I'm not entirely surprised. This is a longer and messier calculation than I would have guessed. Here is an outline of how to do it.

Take P to be the point $(a\cos\theta,b\sin\theta)$. Then (see the link in my other comment above) the normal at P has equation $yb\cos\theta - xa\sin\theta = (b^2 - a^2)\cos\theta\sin\theta$.

Put y = 0 in that equation to see that N is the point $\Bigl(\frac{(a^2-b^2)\cos\theta}a,0\Bigr)$. Put x = 0 to see that G is the point $\Bigl(0,\frac{(b^2-a^2)\sin\theta}b\Bigr)$.

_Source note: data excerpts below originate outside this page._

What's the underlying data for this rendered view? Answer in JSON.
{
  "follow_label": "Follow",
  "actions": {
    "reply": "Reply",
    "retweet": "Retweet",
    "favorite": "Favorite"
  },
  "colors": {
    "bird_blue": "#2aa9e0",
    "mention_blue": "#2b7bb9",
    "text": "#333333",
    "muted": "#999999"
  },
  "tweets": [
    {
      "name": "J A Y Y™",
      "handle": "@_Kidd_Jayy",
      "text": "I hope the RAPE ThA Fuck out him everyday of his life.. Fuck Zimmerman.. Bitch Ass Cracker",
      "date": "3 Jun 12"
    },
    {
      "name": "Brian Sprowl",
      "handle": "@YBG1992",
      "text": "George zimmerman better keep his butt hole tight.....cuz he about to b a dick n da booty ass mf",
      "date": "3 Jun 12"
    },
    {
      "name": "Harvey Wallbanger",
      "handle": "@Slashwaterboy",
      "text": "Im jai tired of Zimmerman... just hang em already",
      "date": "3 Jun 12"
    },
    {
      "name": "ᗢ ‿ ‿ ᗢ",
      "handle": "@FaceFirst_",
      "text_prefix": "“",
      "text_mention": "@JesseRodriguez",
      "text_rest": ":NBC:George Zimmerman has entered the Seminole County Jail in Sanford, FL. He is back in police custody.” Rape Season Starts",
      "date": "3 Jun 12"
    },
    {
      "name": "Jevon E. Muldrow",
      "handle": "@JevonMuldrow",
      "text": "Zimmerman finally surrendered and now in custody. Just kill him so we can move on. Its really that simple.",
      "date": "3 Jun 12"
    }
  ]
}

Then use the usual distance formula to see that $PN^2 = \Bigl(\frac{b^2\cos\theta}a\Bigr)^2 + b^2\sin^2\theta = \frac{b^2(b^2\cos^2\theta + a^2\sin^2\theta)}{a^2}$.

Similarly $NG^2 = (a^2-b^2)^2\Bigl(\frac{\cos^2\theta}{a^2} + \frac{\sin^2\theta}{b^2}\Bigr) = \frac{(a^2-b^2)^2(b^2\cos^2\theta + a^2\sin^2\theta)}{a^2b^2}$.

Therefore $\Bigl(\frac{PN}{NG}\Bigr)^2 = \frac{b^4}{(a^2-b^2)^2}$, and so $\frac{PN}{NG} = \frac{b^2}{a^2-b^2} = \frac{a^2(1-e^2)}{a^2e^2} = \frac{1-e^2}{e^2}$.